Maria McKee

  • Maria McKee
  • Maria McKee (Geffen) 1989 
  • You Gotta Sin to Get Saved (Geffen) 1993 
  • Life Is Sweet (Geffen) 1996 

Maria McKee’s voice and songwriting are stronger and more mature on her first solo album than they ever were in Lone Justice, the Los Angeles country-rock group that made its second and final album in 1986. McKee sings out like she’s got one night onstage in a two-bit bar to prove herself. But her lyrics don’t reveal any clear artistic mission and Mitchell Froom’s overstylized production (the strings and horns are a bit much) drowns and/or drains her personality out of the album, leaving characterless elegance instead of a strong statement. McKee’s efforts, however, are not entirely negated. “Am I the Only One (Who’s Ever Felt This Way?)” is a rousing country ballad Linda Ronstadt might have sung. “Panic Beach” is a dramatic narrative vividly told with literary precision; twangy stomps like “Drinkin’ in My Sunday Dress” are simply irresistible. Richard Thompson, whose “Has She [He] Got a Friend for Me?” McKee covers here, guests on guitar and mandolin.
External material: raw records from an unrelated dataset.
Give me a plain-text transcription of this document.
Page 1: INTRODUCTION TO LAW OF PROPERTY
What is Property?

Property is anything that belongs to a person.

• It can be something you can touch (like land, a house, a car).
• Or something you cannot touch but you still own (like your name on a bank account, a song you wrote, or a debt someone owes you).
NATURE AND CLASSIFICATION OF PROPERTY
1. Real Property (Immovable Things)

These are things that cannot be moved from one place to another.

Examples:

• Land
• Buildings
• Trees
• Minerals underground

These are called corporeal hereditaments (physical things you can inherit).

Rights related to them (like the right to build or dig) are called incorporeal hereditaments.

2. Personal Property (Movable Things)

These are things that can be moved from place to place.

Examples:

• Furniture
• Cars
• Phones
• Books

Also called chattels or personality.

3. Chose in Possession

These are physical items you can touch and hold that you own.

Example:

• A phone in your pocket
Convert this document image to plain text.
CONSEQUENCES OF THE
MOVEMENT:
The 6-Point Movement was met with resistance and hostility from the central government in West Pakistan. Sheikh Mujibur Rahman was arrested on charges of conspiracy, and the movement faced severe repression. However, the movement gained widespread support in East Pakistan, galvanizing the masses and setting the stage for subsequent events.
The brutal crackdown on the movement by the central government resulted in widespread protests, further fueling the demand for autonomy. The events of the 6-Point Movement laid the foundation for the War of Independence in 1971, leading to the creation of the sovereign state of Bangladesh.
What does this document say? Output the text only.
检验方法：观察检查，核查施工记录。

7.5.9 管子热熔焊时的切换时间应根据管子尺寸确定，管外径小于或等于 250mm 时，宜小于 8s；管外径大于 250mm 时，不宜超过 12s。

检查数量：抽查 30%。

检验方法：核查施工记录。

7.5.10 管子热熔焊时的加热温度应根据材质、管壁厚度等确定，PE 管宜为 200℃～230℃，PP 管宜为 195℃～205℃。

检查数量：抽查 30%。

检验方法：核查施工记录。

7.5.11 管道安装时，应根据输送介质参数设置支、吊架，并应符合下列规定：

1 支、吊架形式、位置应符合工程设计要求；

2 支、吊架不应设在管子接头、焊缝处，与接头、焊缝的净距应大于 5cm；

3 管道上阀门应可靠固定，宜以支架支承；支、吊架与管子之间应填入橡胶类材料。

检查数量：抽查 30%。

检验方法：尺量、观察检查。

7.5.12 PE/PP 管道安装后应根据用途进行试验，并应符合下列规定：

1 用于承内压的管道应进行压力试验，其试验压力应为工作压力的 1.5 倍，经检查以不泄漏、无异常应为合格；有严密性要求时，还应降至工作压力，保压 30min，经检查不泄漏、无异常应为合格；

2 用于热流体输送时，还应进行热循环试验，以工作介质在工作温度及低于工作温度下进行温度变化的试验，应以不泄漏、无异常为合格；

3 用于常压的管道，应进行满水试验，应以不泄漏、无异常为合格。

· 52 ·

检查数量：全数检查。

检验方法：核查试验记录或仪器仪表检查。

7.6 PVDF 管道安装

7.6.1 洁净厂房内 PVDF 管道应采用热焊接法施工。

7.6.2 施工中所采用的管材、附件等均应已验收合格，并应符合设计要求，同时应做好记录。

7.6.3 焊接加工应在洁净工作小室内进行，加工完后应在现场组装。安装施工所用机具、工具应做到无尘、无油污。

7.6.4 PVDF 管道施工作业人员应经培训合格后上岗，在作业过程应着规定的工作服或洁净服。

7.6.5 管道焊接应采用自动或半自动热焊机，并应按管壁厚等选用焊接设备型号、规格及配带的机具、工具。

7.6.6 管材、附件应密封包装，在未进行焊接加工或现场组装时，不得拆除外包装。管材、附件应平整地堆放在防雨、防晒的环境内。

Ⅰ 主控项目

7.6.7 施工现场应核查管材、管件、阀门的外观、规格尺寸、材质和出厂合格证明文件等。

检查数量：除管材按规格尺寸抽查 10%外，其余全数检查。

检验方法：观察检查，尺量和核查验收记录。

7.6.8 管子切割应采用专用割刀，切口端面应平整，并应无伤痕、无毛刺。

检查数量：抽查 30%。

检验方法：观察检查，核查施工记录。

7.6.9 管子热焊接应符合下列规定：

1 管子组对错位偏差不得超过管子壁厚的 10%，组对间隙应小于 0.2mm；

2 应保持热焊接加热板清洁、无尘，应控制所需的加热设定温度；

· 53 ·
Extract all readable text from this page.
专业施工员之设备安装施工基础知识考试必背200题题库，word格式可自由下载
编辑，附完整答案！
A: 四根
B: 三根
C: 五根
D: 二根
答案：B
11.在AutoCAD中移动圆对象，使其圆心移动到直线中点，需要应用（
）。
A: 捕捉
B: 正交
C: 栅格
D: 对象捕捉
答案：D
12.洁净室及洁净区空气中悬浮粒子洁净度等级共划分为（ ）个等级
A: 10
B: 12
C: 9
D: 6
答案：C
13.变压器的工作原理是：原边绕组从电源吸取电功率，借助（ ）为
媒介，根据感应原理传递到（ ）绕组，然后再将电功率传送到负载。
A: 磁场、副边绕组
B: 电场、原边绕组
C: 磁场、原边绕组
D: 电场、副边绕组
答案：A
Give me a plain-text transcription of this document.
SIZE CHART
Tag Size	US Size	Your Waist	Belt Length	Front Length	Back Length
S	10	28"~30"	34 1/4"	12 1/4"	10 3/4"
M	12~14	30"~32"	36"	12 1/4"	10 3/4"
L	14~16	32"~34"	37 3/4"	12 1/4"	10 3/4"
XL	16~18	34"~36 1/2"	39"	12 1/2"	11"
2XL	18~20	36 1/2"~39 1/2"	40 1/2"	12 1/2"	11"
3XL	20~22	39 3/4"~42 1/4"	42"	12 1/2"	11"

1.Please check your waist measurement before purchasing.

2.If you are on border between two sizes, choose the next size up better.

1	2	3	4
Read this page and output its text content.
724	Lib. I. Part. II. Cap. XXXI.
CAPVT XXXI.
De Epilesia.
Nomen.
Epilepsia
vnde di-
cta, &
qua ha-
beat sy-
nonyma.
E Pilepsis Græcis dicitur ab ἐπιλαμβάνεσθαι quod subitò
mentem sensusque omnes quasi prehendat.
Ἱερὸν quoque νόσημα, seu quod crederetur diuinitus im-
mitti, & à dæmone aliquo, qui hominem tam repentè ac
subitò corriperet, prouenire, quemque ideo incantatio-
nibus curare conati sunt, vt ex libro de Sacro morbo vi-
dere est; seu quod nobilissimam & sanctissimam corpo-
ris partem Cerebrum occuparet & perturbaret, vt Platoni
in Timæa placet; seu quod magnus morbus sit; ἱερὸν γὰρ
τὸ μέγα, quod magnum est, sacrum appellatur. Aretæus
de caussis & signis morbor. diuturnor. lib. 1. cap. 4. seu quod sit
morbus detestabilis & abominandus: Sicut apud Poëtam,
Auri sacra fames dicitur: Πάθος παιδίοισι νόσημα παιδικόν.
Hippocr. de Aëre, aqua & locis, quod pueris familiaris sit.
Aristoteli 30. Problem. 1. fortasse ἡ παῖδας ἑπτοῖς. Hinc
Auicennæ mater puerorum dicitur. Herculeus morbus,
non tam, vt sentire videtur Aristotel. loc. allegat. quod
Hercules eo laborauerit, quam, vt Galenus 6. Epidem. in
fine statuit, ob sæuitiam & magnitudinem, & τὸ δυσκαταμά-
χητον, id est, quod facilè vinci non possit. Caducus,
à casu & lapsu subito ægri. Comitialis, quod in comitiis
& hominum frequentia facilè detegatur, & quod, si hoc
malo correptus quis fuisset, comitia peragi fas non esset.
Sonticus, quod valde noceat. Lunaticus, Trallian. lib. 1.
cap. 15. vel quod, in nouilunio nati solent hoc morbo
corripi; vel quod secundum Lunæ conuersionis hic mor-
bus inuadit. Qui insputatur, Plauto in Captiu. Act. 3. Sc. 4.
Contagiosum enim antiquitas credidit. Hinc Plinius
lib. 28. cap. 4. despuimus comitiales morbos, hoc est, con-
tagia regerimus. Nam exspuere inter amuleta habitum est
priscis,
Exchanging the pre-Raphaelite blonde washout cover photos of Maria McKee for a darker, more urban image, the singer/songwriter made You Gotta Sin to Get Saved with a studio band consisting of Lone Justice alums (mandolin demon Marvin Etzioni, drummer Don Heffington, onetime Patti Smith keyboardist Bruce Brody), Benmont Tench and the Jayhawks’ two guitarists. The altered lineup and look, however, offers scant indication of the album’s shocking musical change. With but a passing nod to country (“Only Once,” a pretty weeper, and the acoustic “Precious Time”), McKee abandons subtle reflection to emerge as a passionately robust rocker, covering Van Morrison (“My Lonely Sad Eyes,” “The Way Young Lovers Do”) and Carole King/Gerry Goffin (“I Can’t Make It Alone”) just for starters. Belting her way through a thicket sprouting from ’60s rock and vintage white soul (Rita Coolidge and Bonnie Bramlett come to mind in spots), McKee explores romance and reminiscences in surging originals like the lyrically resigned (but vocally torrid) “I Forgive You,” a Spectoresque gospel rouser, and “Why Wasn’t I More Grateful (When Life Was Sweet),” a souled-out torch song that sounds like an old Ike and Tina hit. Saving the best for last, McKee lets it all hang out in the infectious title track, a rollicking admission of roving-eye unease that goes out walking like Fats Domino and comes back with a masterful Ronnie Spector impression. Like much of this amazing, unexpected album, McKee splits her convictions between the music and the words, sinning and saving herself in a fission explosion that blasts into the spirit of rock’n’roll.

After that tricky victory, McKee made a complete mess of her next record. Starting with a promising central theme — childhood, both her own and others’ — Life Is Sweet goes straight over the top in a bewildering styleless hodgepodge of bad production ideas, bizarre gimmicks (paraphrasing melodies and rhythm guitar sounds from Ziggy Stardust?), uneven writing and singing so mindlessly zealous in spots that McKee can’t possibly be hearing herself. Angry electric guitars and string arrangements fight to be heard in the poorly balanced confusion; at no point does it sound as if anyone is in charge. There are lovely bits strewn about here and there, but there’s always a spoiler lurking nearby, whether a lyric like “And I pray for the stigmata stain” (in the otherwise alluring “Carried”), a needless explosion of volume (in the initially spare and appealing title track) or the weird instrumental mix (brushed drums, scraggy and dissonant guitar distortion imitating Mick Ronson, electric bass, dramatic strings) of “Smarter.”